Extrait 5-11 : Situation Ma1, Marie, avril 2017, 12’45’’

[12:45 Marie] Alors j’aimerais partir sur ce que j’ai fait avec les 6e pour que, ils apprennent à utiliser les boucles tout seuls, sans forcément que j’explique ce que c’est qu’une boucle. Ce qui me manque dans ce que j’ai fait avec les 6e c’est toute la partie euh discussion échange entre le lutin et la personne qui est face à l’ordinateur, qui n’est pas du tout dans les parties que j’ai faites. d/ Les exercices sont sélectionnés en fonction de ses objectifs (Extrait 5-11), du programme scolaire (Extrait 5-10), du type d’exercice qu’il peut y avoir à l’examen du brevet des collèges (Extrait 5-12).

Extrait 5-12 : Situation Ma1, Marie, avril 2017, 70’54’’
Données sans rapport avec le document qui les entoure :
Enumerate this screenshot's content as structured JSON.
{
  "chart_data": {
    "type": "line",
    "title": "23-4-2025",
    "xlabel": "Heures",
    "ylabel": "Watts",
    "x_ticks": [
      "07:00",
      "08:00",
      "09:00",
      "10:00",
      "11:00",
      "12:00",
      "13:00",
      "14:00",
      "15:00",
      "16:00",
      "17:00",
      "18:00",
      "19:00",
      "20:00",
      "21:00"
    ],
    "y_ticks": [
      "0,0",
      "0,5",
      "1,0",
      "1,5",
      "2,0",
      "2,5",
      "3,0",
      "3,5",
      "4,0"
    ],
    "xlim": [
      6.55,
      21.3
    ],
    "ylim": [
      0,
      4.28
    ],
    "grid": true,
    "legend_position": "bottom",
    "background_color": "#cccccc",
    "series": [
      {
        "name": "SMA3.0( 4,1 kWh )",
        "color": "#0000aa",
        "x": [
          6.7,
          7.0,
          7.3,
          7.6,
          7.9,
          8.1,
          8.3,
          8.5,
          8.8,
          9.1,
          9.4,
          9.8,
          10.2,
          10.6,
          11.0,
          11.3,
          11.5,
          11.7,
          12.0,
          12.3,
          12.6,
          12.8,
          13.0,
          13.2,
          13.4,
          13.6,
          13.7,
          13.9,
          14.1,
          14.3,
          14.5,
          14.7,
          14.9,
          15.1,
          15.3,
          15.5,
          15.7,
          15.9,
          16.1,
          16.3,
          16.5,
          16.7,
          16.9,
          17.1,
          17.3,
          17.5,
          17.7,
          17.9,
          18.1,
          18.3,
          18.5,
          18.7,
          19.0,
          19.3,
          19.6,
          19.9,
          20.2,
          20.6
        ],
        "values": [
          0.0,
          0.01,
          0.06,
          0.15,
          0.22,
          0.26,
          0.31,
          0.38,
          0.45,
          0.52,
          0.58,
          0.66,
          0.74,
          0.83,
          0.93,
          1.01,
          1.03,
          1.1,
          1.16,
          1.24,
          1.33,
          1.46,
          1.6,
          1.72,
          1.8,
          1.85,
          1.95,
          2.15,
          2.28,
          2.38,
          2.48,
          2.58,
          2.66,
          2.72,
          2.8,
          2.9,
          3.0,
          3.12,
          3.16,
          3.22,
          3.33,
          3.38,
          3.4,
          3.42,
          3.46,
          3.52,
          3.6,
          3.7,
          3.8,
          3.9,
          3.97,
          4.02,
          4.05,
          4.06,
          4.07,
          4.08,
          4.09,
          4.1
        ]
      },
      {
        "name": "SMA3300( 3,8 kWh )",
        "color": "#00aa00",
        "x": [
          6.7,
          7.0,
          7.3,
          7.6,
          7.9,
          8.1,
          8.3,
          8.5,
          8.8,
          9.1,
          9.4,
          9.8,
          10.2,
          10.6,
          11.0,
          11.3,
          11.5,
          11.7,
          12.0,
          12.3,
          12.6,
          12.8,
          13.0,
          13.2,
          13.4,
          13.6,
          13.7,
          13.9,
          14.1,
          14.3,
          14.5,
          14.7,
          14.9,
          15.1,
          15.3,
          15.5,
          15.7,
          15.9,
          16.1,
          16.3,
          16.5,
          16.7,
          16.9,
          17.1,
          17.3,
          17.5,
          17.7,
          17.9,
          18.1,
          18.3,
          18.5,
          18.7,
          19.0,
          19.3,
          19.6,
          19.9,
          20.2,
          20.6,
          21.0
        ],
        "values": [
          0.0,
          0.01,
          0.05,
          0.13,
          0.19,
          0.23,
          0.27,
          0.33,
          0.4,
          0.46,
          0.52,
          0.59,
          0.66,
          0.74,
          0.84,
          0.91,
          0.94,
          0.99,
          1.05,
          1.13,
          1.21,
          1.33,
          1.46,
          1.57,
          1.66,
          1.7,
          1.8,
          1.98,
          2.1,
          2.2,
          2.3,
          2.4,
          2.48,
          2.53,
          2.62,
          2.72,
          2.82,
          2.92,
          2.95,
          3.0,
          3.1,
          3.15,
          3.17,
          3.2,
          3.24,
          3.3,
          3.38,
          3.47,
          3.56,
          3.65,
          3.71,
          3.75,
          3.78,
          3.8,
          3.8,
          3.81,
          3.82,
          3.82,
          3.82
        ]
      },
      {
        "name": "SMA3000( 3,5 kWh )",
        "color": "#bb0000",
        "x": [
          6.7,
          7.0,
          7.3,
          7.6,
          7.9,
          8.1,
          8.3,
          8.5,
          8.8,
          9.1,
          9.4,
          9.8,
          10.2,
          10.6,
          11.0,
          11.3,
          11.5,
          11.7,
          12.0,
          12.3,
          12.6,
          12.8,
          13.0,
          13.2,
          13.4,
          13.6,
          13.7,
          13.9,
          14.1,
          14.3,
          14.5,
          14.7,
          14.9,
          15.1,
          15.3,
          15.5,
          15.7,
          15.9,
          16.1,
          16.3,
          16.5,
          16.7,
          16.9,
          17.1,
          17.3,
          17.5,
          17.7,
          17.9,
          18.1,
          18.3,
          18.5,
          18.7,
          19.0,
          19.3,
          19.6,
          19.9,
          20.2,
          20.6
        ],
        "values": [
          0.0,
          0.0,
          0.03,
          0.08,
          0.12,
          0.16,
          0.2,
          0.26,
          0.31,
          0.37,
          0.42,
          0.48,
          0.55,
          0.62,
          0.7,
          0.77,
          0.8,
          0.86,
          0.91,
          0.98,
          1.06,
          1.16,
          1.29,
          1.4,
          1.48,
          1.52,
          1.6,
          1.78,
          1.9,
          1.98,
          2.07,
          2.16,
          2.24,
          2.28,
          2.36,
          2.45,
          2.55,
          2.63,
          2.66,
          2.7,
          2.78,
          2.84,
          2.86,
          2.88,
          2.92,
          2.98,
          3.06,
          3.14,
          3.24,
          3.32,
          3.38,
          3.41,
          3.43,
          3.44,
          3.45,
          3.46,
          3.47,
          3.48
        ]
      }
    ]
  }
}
[01:10:54 Marie] Donc là je vais prendre un exercice qu’on peut avoir pour le brevet et ne pas les faire manipuler ou alors les faire manipuler après coup »

f/ Un dernier invariant fort identifié pour le schème préparer une leçon en algorithmique concerne la manière de faire travailler les élèves : pour les élèves de 3e ce n’est pas suffisant de manipuler, ils ont aussi besoin de théorie (Extrait 5-13). Marie distingue deux manières de faire suivant le niveau des élèves. Pour les élèves de 6e, la manipulation du logiciel suffit, conformément aux instructions officielles, mais les élèves de 3e ont besoin de théorie.

Extrait 5-13 : Situation Ma1, Marie, avril 2017, 05’17’’

[05:35 Marie] C’est-à-dire autant avec les 6e j’ai vraiment fait quelque chose de très manipulation, avec aucun texte, aucune explication, aucune leçon entre guillemets. Dans les textes sur Eduscol c’est vraiment dit que ça doit se faire par manipulation du logiciel, qu’il n’y a pas de leçon à entériner spécifique sur ce qu’est un algorithme, sur les boucles et tout ça. Maintenant je me dis qu’avec des 3e, vu qu’ils ne l’ont jamais fait, que ça va tomber au brevet, et tout ça. Peut-être ça vaut quand même le coup de leur donner quelques notions de base. 

Dans la situation Ma1, Marie mobilise un nombre important de ressources : les ressources produites pour le projet CM2/6e, plusieurs manuels scolaires (Myriade, Mathmonde, Transmath et Sésamath), la ressource d’un collègue qu’elle lit à deux reprises, et le logiciel Scratch. Si une partie de sa leçon s’appuie sur des exercices qu’elle avait déjà utilisés pour le cycle 3, l’essentiel des nouveautés provient des manuels scolaires. On peut noter une prédominance de la collection Myriade qui est systématiquement prise comme référence pour définir les notions de l’algorithmique. La leçon produite s’apparente ainsi à un processus de recomposition que nous pouvons qualifier de genèse documentaire. L’analyse met en aussi en lumière la redocumentarisation effectué pour créer le nouveau document : à partir du travail réalisé pour un autre niveau et d’extraits de manuels scolaires, Marie bâtit une nouvelle ressource adaptée au nouveau contexte d’enseignement (public, programme, examen du DNB). Nous soulignons également le rôle des ressources matérielles dont elle dispose : un traitement de texte pour mixer du texte et de l’image, un logiciel de programmation (Scratch) et un logiciel pour transformer les programmes en images intégrables dans le traitement de texte (FS Capture). La maîtrise de ces ressources technologiques est consubstantielle du processus de genèse documentaire.